Der oberste US-Militärkommandeur im Nahen Osten, Admiral Brad Cooper, empfahl, die Bombardierungskampagne rund um die Straße von Hormus (1) einzustellen , da sie ihre Wirkungsgrenze erreicht habe, wie zwei mit seiner Position vertraute Quellen berichten.
Warum das wichtig ist: Die
Empfehlung von Cooper, dem Kommandeur des US-Zentralkommandos
(CENTCOM), sowie anderer Berater beeinflusste die Entscheidung von
Präsident Trump am Freitag, die US-Angriffe gegen den Iran (6) auszusetzen , so die Quellen.
- Es war ein Eingeständnis sowohl militärischer als auch ziviler Berater des Präsidenten (2) , dass es Grenzen dessen gibt, was durch militärische Aktionen und insbesondere durch eine Luftkampagne erreicht werden kann.
Die wichtigste Nachricht: Zum ersten Mal seit zwei Wochen hat Trump dem Militär befohlen, das Feuer einzustellen (3)und keine Angriffe auf iranische Ziele an der Südküste Irans und in der Straße von Hormuz durchzuführen.
- Die Entscheidung fiel nach einem Treffen mit hochrangigen Beratern und Militärvertretern, die ihm einen neuen Angriffsplan (4) für den Tag vorstellten.
- In den Tagen vor dem Treffen tendierte Trump noch zu einer Rückkehr zu größeren Kampfeinsätzen (5), doch seine Denkweise begann sich am Donnerstagabend zu ändern, so Quellen.
- Seine Entscheidung, die (6) Bombardierung der Meerenge vorerst einzustellen, wurde am Freitag endgültig besiegelt.
Hinter den Kulissen: Anfang
der Woche habe Admiral Cooper dem Pentagon, den Vereinigten Stabschefs
und dem Weißen Haus seine Empfehlung für das weitere Vorgehen gegeben,
so die Quellen.
- Er
betonte, dass die zweiwöchigen Angriffe in der Straße von Hormuz die
Fähigkeit Irans, Schiffe anzugreifen, erheblich beeinträchtigt hätten.
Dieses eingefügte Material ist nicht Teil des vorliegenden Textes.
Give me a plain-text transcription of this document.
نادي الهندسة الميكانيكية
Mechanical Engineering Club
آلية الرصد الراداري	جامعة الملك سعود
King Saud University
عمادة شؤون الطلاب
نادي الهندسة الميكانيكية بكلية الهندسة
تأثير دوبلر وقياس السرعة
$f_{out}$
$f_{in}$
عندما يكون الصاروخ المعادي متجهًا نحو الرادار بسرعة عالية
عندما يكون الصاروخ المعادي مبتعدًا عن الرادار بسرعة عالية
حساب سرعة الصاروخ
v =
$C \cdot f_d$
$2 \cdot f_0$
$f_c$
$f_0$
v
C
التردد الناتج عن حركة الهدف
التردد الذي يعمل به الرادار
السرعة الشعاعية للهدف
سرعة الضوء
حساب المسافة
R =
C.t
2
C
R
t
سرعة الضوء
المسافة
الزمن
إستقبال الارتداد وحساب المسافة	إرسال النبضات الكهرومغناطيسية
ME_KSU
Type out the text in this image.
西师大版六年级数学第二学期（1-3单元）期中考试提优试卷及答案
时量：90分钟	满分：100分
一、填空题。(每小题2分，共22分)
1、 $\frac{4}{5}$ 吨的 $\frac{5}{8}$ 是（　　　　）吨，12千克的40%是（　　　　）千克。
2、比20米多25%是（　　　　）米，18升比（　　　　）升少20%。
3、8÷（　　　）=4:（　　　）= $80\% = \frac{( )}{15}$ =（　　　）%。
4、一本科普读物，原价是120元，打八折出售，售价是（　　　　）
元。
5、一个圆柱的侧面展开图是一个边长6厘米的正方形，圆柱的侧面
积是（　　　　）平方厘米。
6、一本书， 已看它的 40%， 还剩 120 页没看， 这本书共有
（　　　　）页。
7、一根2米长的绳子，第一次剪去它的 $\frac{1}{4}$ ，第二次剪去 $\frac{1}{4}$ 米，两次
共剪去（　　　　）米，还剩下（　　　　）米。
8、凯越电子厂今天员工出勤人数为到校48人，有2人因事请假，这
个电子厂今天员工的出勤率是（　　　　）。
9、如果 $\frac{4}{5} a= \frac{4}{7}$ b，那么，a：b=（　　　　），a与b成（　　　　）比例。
- Cooper stellte fest, dass die vorgesehenen Bombenziele größtenteils erschöpft seien.
- Der
CENTCOM-Kommandeur sagte, ein möglicher nächster Schritt wäre die
Wiederaufnahme größerer Kampfhandlungen, um die 20 % der Ziele zu
zerstören, die das US-Militär während der Operation Epic Fury zwar
benannt, aber nicht angegriffen hat.
- Solange keine Entscheidung über die Wiederaufnahme größerer Kampfhandlungen getroffen werde, habe es keinen Sinn, die Bombardierungskampagne der vorangegangenen zwei Wochen fortzusetzen, so die Quellen.
- CENTCOM-Sprecher Kapitän Tim Hawkins lehnte eine Stellungnahme ab.
Im Detail: Laut den Quellen warnte der Vorsitzende der Vereinigten Stabschefs, General Dan Caine, (7) und Verteidigungsminister Pete Hegseth Trump unter vier Augen davor, dass ein Mangel an Abfangjägern die Fähigkeit beeinträchtigen könnte, die US-Streitkräfte und ihre Verbündeten in der Region zu schützen.
- Die Warnung von Caine wurde zuerst von der New York Times veröffentlicht
(8). Ein Sprecher des Vorsitzenden der Vereinigten Stabschefs lehnte
eine Stellungnahme zu „vertraulichen militärischen Ratschlägen, die der
Vorsitzende dem Präsidenten erteilt“ ab.
Was man beobachten sollte: Iran und Oman verhandeln noch immer über eine neue Vereinbarung zur Wiedereröffnung der Straße von Hormus (9), die darauf abzielt, die Durchfahrt von Schiffen ohne Angriffe zu ermöglichen.
- Es ist jedoch unklar, ob ein Abkommen zwischen den beiden Ländern für Trump akzeptabel wäre. Falls nicht, könnte der Krieg erneut eskalieren.
- Inzwischen herrscht vor Ort scheinbar Ruhe, beide Seiten haben ihre Angriffe vorerst eingestellt.
- Der
US-Botschafter bei den Vereinten Nationen, Mike Waltz, sagte am Sonntag
in der NBC-Sendung „Meet the Press“, dass Trump zwar „alle Optionen auf
dem Tisch hält“, der Präsident aber auch „den Gesprächen [mit dem Iran]
etwas Freiraum gibt“.
- Waltz sagte, die Gespräche zwischen den USA und dem Iran würden „auf allen Ebenen fortgesetzt“.
Überblick: Die
USA und Großbritannien diskutieren noch immer über die internationale
Konferenz, die sie Ende dieser Woche einberufen wollen, um eine
Koalition zum Schutz vor und zur Räumung von Minen in der Straße von
Hormuz zu bilden.
- Es wurde noch kein endgültiger Termin für das Treffen festgelegt.